Five Reasons Customer Centricity Fails

Since 1995, the Partners at RedPort have been working on Customer-Centric business models in financial institutions across the globe. From the biggest banks and insurers like US Bank and USAA, to mid-sized credit unions, MFI’s and consumer lenders – we have seen countless customer-centricity efforts – many which were successful – and some that were not .
In our experience, when customer-centric efforts fail, they fail for one of 5 predictable reasons:

1. The FI doesn’t make a hard choice on “which customers” it is centered around

2. The company does not organize around these customers

3. The company doesn’t have the P&L mindset to manage customers as the profit center

4. Technology doesn’t support customer centricity

5. The company doesn’t measure customer profitability accurately

Segment Choices: Many customer-centricity efforts start with good intentions.
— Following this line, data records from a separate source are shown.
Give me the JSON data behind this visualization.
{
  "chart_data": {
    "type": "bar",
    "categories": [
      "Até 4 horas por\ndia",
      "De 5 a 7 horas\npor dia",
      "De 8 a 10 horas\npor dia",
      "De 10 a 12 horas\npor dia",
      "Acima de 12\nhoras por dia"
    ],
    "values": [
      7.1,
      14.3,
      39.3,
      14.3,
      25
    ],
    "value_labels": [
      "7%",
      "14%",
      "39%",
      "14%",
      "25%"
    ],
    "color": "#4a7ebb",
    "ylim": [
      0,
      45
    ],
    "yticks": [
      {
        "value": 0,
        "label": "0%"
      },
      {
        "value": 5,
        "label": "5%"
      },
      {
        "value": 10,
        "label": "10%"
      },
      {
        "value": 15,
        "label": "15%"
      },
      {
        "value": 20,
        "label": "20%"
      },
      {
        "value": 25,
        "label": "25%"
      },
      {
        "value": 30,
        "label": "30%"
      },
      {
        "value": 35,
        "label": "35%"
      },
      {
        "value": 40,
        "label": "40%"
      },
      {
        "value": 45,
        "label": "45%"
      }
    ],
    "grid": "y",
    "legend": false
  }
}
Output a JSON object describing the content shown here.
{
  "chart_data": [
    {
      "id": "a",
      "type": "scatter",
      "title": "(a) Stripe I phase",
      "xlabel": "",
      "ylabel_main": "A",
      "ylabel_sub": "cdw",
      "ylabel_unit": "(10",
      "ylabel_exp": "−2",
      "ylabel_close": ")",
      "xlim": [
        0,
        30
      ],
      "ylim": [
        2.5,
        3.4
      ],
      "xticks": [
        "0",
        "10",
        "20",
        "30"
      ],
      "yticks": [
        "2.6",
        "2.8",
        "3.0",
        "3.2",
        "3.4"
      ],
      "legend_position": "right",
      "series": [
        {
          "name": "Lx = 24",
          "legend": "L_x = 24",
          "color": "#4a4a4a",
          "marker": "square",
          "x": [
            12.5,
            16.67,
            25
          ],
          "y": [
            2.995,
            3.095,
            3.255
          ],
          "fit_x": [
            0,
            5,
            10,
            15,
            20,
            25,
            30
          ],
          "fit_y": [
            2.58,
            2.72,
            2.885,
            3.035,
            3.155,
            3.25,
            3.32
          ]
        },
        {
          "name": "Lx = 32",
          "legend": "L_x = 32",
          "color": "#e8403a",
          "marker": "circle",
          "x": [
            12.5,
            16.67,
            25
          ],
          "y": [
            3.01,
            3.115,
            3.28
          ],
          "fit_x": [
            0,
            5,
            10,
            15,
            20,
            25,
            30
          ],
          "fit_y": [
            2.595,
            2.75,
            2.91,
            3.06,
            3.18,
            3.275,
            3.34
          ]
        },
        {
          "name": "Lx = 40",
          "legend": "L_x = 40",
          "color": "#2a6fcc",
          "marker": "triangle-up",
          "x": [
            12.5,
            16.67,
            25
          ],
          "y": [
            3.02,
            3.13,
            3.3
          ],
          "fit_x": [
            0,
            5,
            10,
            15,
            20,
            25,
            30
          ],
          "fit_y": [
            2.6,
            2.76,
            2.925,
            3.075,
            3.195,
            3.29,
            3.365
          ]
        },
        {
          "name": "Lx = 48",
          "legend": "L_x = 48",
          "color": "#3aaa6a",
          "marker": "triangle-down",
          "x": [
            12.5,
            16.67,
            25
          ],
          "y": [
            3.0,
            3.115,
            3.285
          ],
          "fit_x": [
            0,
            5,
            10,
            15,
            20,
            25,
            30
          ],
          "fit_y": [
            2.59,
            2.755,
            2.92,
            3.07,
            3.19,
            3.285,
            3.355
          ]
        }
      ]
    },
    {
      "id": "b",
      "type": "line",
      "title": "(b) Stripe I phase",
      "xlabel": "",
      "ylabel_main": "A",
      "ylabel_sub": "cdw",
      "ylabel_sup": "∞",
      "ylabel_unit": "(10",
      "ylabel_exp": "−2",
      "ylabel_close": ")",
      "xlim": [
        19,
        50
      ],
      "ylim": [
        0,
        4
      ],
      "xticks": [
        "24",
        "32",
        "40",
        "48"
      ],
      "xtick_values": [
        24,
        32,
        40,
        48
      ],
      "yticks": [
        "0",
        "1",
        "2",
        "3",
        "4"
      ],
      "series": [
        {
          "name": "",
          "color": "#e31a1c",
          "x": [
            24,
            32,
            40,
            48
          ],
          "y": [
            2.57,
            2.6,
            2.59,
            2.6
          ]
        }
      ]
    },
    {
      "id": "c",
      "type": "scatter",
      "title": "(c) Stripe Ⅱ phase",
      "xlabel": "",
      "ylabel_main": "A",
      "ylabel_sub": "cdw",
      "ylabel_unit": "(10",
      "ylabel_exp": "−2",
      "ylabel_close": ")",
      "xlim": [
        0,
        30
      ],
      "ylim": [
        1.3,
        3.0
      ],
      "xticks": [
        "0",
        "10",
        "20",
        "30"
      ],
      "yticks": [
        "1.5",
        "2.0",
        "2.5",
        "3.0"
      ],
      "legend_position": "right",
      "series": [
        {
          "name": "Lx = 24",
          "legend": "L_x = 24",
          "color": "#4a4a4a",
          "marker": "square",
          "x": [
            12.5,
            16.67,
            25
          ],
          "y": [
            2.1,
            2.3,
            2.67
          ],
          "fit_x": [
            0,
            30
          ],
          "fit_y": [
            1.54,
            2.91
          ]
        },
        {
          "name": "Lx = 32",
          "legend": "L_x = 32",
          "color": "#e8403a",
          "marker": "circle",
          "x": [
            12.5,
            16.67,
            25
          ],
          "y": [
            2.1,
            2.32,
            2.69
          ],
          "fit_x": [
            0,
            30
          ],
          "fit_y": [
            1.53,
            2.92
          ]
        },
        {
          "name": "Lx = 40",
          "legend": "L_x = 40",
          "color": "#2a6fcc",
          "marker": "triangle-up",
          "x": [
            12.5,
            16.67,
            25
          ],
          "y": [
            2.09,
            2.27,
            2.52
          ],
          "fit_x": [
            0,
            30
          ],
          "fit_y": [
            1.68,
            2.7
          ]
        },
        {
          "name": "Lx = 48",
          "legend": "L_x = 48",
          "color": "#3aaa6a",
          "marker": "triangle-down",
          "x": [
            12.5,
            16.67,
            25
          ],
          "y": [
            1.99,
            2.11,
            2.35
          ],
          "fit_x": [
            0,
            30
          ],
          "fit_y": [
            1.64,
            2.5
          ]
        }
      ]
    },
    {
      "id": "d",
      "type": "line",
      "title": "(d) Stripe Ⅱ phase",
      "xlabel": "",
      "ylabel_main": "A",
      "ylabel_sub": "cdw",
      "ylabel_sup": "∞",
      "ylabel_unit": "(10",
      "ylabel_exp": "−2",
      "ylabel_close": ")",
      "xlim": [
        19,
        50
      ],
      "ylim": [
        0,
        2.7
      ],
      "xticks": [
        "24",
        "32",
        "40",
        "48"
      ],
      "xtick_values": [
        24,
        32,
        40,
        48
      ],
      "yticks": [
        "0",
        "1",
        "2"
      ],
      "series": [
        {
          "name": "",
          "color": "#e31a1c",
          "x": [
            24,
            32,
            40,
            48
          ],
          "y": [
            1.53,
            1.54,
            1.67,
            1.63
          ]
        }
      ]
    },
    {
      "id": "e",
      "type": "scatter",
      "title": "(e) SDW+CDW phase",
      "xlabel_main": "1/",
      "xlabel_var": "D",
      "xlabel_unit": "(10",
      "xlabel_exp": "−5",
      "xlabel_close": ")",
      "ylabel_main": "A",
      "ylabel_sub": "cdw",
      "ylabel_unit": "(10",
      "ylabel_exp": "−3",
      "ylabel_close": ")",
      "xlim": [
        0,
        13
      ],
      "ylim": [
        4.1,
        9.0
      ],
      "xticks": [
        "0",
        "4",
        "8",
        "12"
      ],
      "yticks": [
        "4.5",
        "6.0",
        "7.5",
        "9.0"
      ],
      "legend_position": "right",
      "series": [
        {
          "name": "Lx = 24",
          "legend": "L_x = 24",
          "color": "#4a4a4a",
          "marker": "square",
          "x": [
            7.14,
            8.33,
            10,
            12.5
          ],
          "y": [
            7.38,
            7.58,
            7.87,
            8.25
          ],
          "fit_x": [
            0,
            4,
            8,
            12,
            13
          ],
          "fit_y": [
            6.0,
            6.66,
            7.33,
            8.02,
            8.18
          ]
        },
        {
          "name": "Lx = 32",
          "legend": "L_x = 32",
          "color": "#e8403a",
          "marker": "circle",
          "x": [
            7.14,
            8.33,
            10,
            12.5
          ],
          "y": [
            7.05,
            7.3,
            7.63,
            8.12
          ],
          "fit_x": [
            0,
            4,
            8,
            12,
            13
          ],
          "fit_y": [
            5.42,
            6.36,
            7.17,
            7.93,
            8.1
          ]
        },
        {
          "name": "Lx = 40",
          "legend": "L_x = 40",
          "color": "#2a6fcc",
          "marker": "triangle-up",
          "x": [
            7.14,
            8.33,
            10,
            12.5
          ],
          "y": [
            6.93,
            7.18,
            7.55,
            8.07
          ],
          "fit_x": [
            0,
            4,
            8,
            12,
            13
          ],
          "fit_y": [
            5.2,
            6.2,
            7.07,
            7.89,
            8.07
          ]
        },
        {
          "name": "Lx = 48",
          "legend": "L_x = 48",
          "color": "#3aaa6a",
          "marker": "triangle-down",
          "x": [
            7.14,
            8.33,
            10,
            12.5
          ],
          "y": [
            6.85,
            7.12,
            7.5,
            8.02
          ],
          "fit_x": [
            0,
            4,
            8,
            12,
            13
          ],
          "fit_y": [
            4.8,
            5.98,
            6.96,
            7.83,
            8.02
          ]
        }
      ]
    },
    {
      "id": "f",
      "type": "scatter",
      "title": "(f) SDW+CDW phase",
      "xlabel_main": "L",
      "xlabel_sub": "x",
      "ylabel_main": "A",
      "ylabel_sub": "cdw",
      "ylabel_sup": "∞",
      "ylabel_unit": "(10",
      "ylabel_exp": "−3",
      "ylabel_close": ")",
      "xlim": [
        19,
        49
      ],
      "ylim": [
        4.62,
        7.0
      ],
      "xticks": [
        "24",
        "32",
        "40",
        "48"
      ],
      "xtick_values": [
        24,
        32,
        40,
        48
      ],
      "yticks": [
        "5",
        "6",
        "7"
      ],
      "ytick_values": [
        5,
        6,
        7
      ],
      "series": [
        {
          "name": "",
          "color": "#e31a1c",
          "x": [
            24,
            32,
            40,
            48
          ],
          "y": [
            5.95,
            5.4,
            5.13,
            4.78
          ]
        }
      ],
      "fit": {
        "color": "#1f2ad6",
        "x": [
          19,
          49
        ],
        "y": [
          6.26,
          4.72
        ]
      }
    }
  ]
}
Management, realizing the limits of product or channel-centric models decides to migrate the FI to customer-centricity. However, centering strategy around customers demands a sober choice of which customer groups the company will serve – and which groups they will not. These choices can be bound by demographic or psychographic traits, profit potential, geography or other factors – but choices have to be made or the company ends up trying to be all things to all segments – and invariably fails. (When we evaluate FI’s we ask for detailed descriptions of target customer segments. Truly customer-centric organizations can answer this at all levels of the organization.)

Organizational Alignment:  Other FI’s fail to organize their structure and incentives around customers. Many supposedly customer-centric companies continue to be organized by product (especially big insurers and banks), or channel. Additionally, the incentive plans of these FI’s often are based on product goals vs. goals that have to do with customer satisfaction, revenue penetration of customer segments, or other customer-oriented goals. (Clear sign – if your product managers control the P&L’s you are not customer-centric!)

Product or Channel P&L Mindset: One of the first things we look at when we audit an FI is how they measure themselves. If the monthly management reports are product-oriented (how much did we make on the P&C business?), or channel oriented (how much did we make in our direct channel?) we can be sure that the FI is not truly managing around customer segments. Committed customer-centric companies measure their success on customer metrics like customer satisfaction, profit per customer, and the potential value of the customer pool. (Our trick is to ask “how is the business doing”?  If the answer is “we beat our mortgage goals”, or “combined ratios are too high”, we know the FI is managing products first. If instead, we hear “customer satisfaction is up”, or “we increased customer profitability 10% last year” we know the company is managing customers first.)

Product-Centric Technology: The technology stacks of many FI’s are built “product up” vs.  “customer segment down”. This is especially prevalent when the scope of the FI’s offerings span traditional product categories.  Banks often use different systems to support deposits, consumer lending, mortgages, and plastic. Insurers often have different systems for their P&C, Life, and Health businesses.

Truly customer-centric companies have IT infrastructures that enable the management of customers first. World-class customer-centric IT stacks are much more than disparate CRM systems and data warehouses tied to core product admins systems. Instead, customer-centric architectures are purposely designed to enable both seamless customer interactions that cross channels and product lines, AND enable the FI to manage customer data and insights in a holistic way.

Customer Profitability: Finally, we see supposedly customer-centric FI’s that do not have a clue about the profitability of individual customers or customer segments. FI’s that are committed to customer-centricity must prioritize developing accurate, granular, and flexible customer profitability systems – enabling them to manage all of the levers of value including measuring the impact of channel migration, qualifying the value of increased satisfaction, accurately measuring increases in product usage.